Gündüz, üzümün çeşitlilik açısından en fazla türü olan meyvelerin başında geldiğini kaydederek, “Ülkemizin her bölgesinde farklı çeşitlerde bulma imkanı olan üzümün kırmızı ve siyah olanları kansere karşı koruyucu besinler listesinde ilk sıralarda yer alıyor. Kırmızı üzümün özellikle kabuğunda ve çekirdeğinde bulunan ’resveratrol’ isimli madde, sağlık açısından zararlı serbest radikallere karşı vücudu kanser oluşumundan koruyor. Bunun yanında kırmızı üzüm, B vitaminleri ile demir, potasyum ve magnezyum mineralinden zengin içeriği sayesinde değerine değer katıyor. Ancak yüksek şeker içeriğinden dolayı üzüm tüketirken porsiyonlara dikkat edin” şeklinde uyarıda bulundu.

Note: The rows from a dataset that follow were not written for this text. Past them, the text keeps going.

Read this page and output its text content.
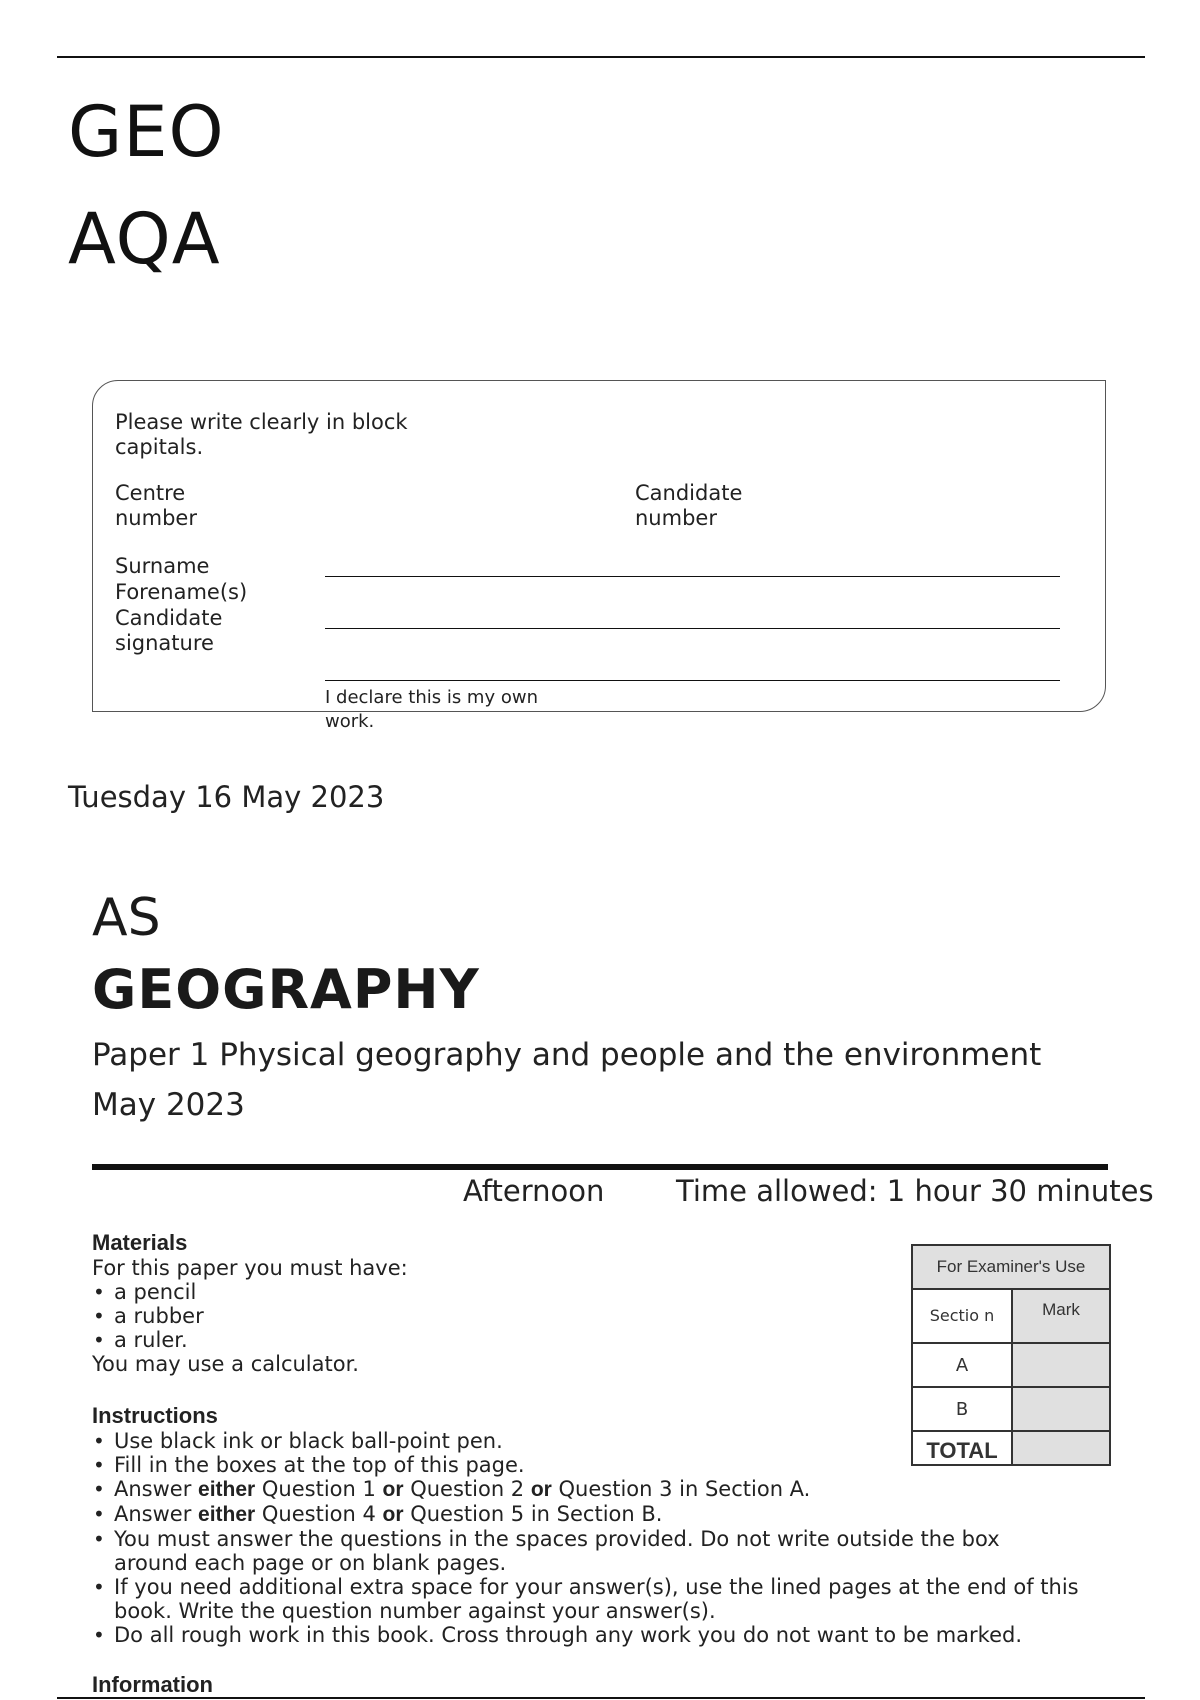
GEO
AQA
Please write clearly in block capitals.
Centre number
Candidate number
Surname
Forename(s)
Candidate signature
I declare this is my own work.
Tuesday 16 May 2023
AS
GEOGRAPHY
Paper 1 Physical geography and people and the environment
May 2023
Afternoon Time allowed: 1 hour 30 minutes
Materials
For this paper you must have:
• a pencil
• a rubber
• a ruler.
You may use a calculator.
Instructions
• Use black ink or black ball-point pen.
• Fill in the boxes at the top of this page.
• Answer either Question 1 or Question 2 or Question 3 in Section A.
• Answer either Question 4 or Question 5 in Section B.
• You must answer the questions in the spaces provided. Do not write outside the box around each page or on blank pages.
• If you need additional extra space for your answer(s), use the lined pages at the end of this book. Write the question number against your answer(s).
• Do all rough work in this book. Cross through any work you do not want to be marked.
Information
For Examiner's Use	
Sectio n	Mark
A	
B	
TOTAL	
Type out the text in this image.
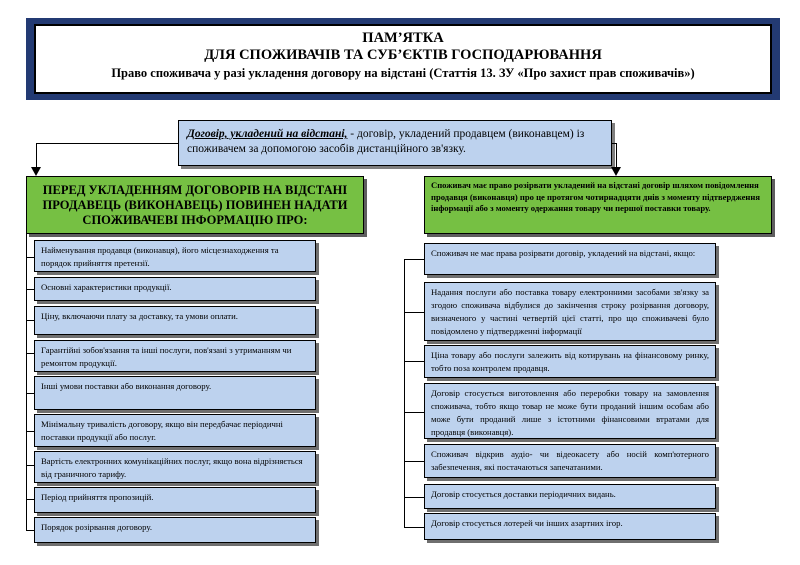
ПАМ’ЯТКА
ДЛЯ СПОЖИВАЧІВ ТА СУБ’ЄКТІВ ГОСПОДАРЮВАННЯ
Право споживача у разі укладення договору на відстані (Статтія 13. ЗУ «Про захист прав споживачів»)
Договір, укладений на відстані, - договір, укладений продавцем (виконавцем) із споживачем за допомогою засобів дистанційного зв'язку.
ПЕРЕД УКЛАДЕННЯМ ДОГОВОРІВ НА ВІДСТАНІ ПРОДАВЕЦЬ (ВИКОНАВЕЦЬ) ПОВИНЕН НАДАТИ СПОЖИВАЧЕВІ ІНФОРМАЦІЮ ПРО:
Найменування продавця (виконавця), його місцезнаходження та порядок прийняття претензії.
Основні характеристики продукції.
Ціну, включаючи плату за доставку, та умови оплати.
Гарантійні зобов'язання та інші послуги, пов'язані з утриманням чи ремонтом продукції.
Інші умови поставки або виконання договору.
Мінімальну тривалість договору, якщо він передбачає періодичні поставки продукції або послуг.
Вартість електронних комунікаційних послуг, якщо вона відрізняється від граничного тарифу.
Період прийняття пропозицій.
Порядок розірвання договору.
Споживач має право розірвати укладений на відстані договір шляхом повідомлення продавця (виконавця) про це протягом чотирнадцяти днів з моменту підтвердження інформації або з моменту одержання товару чи першої поставки товару.
Споживач не має права розірвати договір, укладений на відстані, якщо:
Надання послуги або поставка товару електронними засобами зв'язку за згодою споживача відбулися до закінчення строку розірвання договору, визначеного у частині четвертій цієї статті, про що споживачеві було повідомлено у підтвердженні інформації
Ціна товару або послуги залежить від котирувань на фінансовому ринку, тобто поза контролем продавця.
Договір стосується виготовлення або переробки товару на замовлення споживача, тобто якщо товар не може бути проданий іншим особам або може бути проданий лише з істотними фінансовими втратами для продавця (виконавця).
Споживач відкрив аудіо- чи відеокасету або носій комп'ютерного забезпечення, які постачаються запечатаними.
Договір стосується доставки періодичних видань.
Договір стосується лотерей чи інших азартних ігор.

Beslenme ve Diyet Uzmanı Gündüz, başta yoğurt olmak üzere probiyotik besinlerin güçlü bir bağışıklık sisteminin olmazsa olmazları arasında yer aldığına dikkat çekerek şunları kaydetti:
“Bağırsaklarımızdaki yararlı bakterilerin sayısını arttırarak sağlıklı bir mikroflora oluşumuna katkıda bulunuyor. Bu sayede sindirim sisteminde görülebilecek kanser gibi birçok hastalığa karşı önlem almış oluyoruz. Aynı zamanda kilo kontrolünü sağlamaya da yardımcı olan yoğurt, içeriğindeki selenyum sayesinde antioksidan özellik gösteriyor. Bu sayede kanserden korunmaya da yardımcı oluyor. Günlük tüketilmesi gereken süt ve süt ürünleri miktarı kişiden kişiye değişiklik gösterebiliyor. Ancak 3-4 porsiyon ile genelleme yapabilir. Yemeklerin yanında mutlaka yoğurt, ayran, cacık, ara öğünlerde ise süt tüketilebilir.”
Çisem Gündüz, özellikle kış soflarında daha fazla yer bulan kurubaklagilleri haftada 2 kez mutlaka tüketilmesi gerektiğini vurgulayarak, “Zengin içeriğinin yanı sıra yüksek posa içeriği sayesinde sindirim kanalının düzenli çalışmasını da sağlıyor. Baklagillerin hemen her çeşidinde bulunan kemik gelişimi ve sağlığı için gerekli olan kalsiyum, sinir sisteminin düzenli çalışmasını sağlayan B vitaminleri, kan yapıcı demir, potasyum, magnezyum ve E vitaminleri vücudumuzun korunmasına katkı sağlıyor. Aynı zamanda iyi bir protein kaynağı olması ve kan şekerini dengeleyici özelliğinden de yararlanmak için kurubaklagilleri sadece yemek olarak değil, yemeklerin yanındaki salatalara haşlanmış formlarını da ekleyebilirsiniz” dedi.
Gündüz, meyveleri kabuğu ile birlikte tüketmenin posa içeriğini artırdığını ve bu sayede sindirim kanalını daha düzenli çalıştırdığının altını çizdi.
Beslenme ve Diyet Uzmanı Gündüz, vitamin ve minerallerden zengin meyvelerin bağışıklık sisteminin güçlü kalmasına yardımcı olduğunu hatırlatarak, “Erkekler için günlük 3 porsiyon, kadınlar içinse günlük 2 porsiyon meyve tüketimi uygun olacaktır. Bunun yanında mevsimde olan sebzelerden mutlaka öğle ve akşam öğünlerinde yer vermek önem taşıyor” diye konuştu.